The four forces that determine therapeutic success
The question
What is the impact of the patient, the doctor, the disease and the therapy?
Answer: Controlling high blood pressure does not depend solely on the choice of the right drug or the availability of effective treatment protocols. Instead, it is a complex, multifactorial process involving at least four key elements: the patient, the doctor, the disease itself and the therapy adopted. The interplay between these factors can determine success or failure in achieving pressure goals.
1. The role of the patient: The patient must be placed at the centre of the management of hypertension as his or her behaviour plays a key role in the effectiveness of the therapy. On the one hand, in terms of lifestyle, on the other hand, therapeutic adherence is crucial. Many patients, in fact, do not take their prescribed medication regularly, discontinue them without informing their doctor or take them incorrectly. There are various possible justifications for this: the paradox of prevention (i.e. the absence of perceived symptoms), the occurrence of side effects, the complexity of the treatment schedule and often poor disease compression.
2. The doctor's role: the doctor must make an early and accurate diagnosis. He or she must verify the cause of hypertension itself: approximately 90% of subjects have hypertension defined as essential, which does not identify an unknown cause and develops gradually over time; the remaining 10% suffer from hypertension due to secondary causes (renal diseases, adrenal diseases and sometimes congenital vascular alterations), which require a very different therapeutic approach. In addition, the physician has the task of educating the patient to provide awareness of the disease, medication effects and therapeutic goals. It must be emphasised that this is often difficult to apply when the time devoted to the examination is short, as is the case in most parts of the National Health System due to the limited availability of medical and healthcare personnel. All the various public health actors are important in this regard: for example, the pharmacist, who has a close relationship with the chronic patient, can play a key role in providing the patient with tools for consultation and awareness.
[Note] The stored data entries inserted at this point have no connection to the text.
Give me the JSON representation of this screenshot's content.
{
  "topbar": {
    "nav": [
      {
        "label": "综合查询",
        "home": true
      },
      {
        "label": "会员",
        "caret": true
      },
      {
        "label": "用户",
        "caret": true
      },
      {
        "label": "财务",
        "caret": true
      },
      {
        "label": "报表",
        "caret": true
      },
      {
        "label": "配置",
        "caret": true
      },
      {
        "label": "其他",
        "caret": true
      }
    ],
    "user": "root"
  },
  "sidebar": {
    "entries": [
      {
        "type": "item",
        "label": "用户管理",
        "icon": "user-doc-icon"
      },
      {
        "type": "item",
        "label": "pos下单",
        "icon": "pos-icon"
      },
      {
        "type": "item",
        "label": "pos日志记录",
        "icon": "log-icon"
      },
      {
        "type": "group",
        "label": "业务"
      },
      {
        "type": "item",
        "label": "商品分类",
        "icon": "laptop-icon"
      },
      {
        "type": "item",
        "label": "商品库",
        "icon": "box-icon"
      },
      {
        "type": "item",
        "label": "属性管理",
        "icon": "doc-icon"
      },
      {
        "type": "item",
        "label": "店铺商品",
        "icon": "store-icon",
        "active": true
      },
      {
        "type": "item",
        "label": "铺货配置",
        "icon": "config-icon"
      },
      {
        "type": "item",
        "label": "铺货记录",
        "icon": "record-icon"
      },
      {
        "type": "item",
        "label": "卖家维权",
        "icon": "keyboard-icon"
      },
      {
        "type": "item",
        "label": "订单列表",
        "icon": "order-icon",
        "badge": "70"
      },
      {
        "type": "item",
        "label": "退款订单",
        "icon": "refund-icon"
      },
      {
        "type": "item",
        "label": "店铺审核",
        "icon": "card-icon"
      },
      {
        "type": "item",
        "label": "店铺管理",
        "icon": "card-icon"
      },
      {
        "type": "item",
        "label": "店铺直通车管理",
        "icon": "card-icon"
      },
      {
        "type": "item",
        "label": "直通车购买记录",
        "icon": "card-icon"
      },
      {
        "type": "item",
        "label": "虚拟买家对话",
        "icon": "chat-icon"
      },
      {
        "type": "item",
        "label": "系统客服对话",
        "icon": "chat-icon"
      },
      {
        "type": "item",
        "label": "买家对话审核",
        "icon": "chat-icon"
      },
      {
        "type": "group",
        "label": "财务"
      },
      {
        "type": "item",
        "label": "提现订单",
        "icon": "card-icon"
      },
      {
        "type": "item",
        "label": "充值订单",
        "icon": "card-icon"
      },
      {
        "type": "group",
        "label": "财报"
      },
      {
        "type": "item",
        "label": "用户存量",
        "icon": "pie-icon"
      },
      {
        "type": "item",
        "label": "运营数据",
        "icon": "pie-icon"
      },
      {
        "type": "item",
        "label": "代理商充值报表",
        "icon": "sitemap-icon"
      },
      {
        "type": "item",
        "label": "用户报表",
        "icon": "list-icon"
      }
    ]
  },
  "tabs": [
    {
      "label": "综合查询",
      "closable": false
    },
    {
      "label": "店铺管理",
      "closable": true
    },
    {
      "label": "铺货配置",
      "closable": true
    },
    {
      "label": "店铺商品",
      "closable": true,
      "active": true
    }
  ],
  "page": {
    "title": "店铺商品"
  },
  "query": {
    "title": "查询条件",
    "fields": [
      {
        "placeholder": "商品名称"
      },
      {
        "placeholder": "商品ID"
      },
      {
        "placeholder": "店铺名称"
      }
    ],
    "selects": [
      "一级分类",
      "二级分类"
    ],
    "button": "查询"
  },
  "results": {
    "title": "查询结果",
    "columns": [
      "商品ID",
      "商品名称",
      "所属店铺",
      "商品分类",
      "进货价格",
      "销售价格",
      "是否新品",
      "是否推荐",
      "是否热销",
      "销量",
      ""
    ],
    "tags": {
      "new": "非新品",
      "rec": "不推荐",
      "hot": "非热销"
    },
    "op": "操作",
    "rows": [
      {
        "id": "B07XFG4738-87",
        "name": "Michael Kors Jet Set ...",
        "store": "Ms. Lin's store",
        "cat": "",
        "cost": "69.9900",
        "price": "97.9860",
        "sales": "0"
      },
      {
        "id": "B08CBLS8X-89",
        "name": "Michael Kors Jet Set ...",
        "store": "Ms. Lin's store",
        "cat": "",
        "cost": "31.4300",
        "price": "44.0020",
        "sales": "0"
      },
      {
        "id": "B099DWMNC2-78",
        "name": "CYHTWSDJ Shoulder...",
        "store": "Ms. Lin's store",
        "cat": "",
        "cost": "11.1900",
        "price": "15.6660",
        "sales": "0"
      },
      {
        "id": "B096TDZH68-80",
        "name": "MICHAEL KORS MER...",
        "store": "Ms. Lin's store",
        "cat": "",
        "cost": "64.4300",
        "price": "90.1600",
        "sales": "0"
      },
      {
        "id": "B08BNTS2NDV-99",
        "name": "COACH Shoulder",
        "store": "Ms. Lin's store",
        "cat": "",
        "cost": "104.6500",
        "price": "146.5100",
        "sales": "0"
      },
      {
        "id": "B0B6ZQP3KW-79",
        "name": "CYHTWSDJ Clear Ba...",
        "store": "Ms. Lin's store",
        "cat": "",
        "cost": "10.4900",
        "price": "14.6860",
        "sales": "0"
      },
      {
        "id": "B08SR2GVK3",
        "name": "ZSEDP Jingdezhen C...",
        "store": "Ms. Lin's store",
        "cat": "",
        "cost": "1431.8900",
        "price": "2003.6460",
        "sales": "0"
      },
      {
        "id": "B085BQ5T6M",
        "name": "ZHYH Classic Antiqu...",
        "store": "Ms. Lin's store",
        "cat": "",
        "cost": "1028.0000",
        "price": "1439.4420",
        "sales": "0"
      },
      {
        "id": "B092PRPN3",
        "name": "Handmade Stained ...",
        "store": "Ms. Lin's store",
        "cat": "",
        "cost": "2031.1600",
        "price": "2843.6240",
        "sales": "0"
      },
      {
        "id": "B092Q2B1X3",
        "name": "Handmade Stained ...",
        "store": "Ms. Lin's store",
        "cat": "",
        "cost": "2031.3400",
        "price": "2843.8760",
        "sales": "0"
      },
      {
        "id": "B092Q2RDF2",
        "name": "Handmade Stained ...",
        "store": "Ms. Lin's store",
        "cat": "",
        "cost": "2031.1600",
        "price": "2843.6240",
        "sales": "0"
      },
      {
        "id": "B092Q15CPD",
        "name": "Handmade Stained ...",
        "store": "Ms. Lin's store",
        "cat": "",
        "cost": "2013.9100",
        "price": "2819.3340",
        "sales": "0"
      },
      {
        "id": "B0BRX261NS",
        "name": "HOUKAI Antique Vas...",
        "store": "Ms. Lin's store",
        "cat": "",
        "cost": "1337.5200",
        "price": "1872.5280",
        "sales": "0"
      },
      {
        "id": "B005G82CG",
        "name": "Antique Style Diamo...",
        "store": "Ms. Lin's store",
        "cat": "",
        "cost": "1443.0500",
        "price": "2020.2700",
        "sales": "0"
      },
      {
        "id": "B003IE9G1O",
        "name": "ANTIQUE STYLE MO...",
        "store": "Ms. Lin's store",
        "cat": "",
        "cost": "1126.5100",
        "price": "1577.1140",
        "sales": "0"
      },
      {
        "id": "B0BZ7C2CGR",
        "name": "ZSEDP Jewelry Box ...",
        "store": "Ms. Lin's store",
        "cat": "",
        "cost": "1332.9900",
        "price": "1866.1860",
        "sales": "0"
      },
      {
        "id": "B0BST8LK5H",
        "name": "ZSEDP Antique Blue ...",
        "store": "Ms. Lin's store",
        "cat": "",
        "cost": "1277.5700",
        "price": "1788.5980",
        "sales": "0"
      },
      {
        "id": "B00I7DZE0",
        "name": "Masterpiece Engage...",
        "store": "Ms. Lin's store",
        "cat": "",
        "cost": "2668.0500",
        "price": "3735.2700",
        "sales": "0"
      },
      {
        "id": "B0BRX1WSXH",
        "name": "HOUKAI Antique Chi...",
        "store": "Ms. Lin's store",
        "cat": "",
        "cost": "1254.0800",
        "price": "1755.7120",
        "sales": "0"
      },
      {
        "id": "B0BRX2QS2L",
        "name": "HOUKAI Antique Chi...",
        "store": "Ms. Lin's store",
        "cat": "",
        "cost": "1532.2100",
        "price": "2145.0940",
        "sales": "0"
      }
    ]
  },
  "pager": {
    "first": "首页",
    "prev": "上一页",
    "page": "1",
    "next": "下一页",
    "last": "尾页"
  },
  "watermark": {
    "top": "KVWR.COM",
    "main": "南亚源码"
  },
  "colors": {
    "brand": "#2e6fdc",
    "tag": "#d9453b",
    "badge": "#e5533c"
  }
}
3. The impact of the disease Arterial hypertension, although very common, is a condition that is often underestimated because it is asymptomatic. However, its chronic nature, the variability of values and associated comorbidities (diabetes, dyslipidaemia, obesity, renal insufficiency) make clinical management particularly complex. It is essential to be able to recognise the disease at its onset: this prevents damage to various fundamental organs (heart, kidney, vessels, brain), which otherwise, once it has set in, is essentially non-reversible and makes pressure control even more difficult. In addition, there are certain types of patients with a very complex disease that worsens rapidly: this is the case with resistant hypertension or malignant hypertension.
4. The impact of therapy: finally, the therapy itself plays a key role. The heterogeneity of drugs means that, if a precise rationale is not followed in their choice, sub-optimal control of blood pressure values may be achieved. The type of patient, the presence of side effects, and the simplification of the treatment scheme with fixed combination therapies are all key points to be taken into account.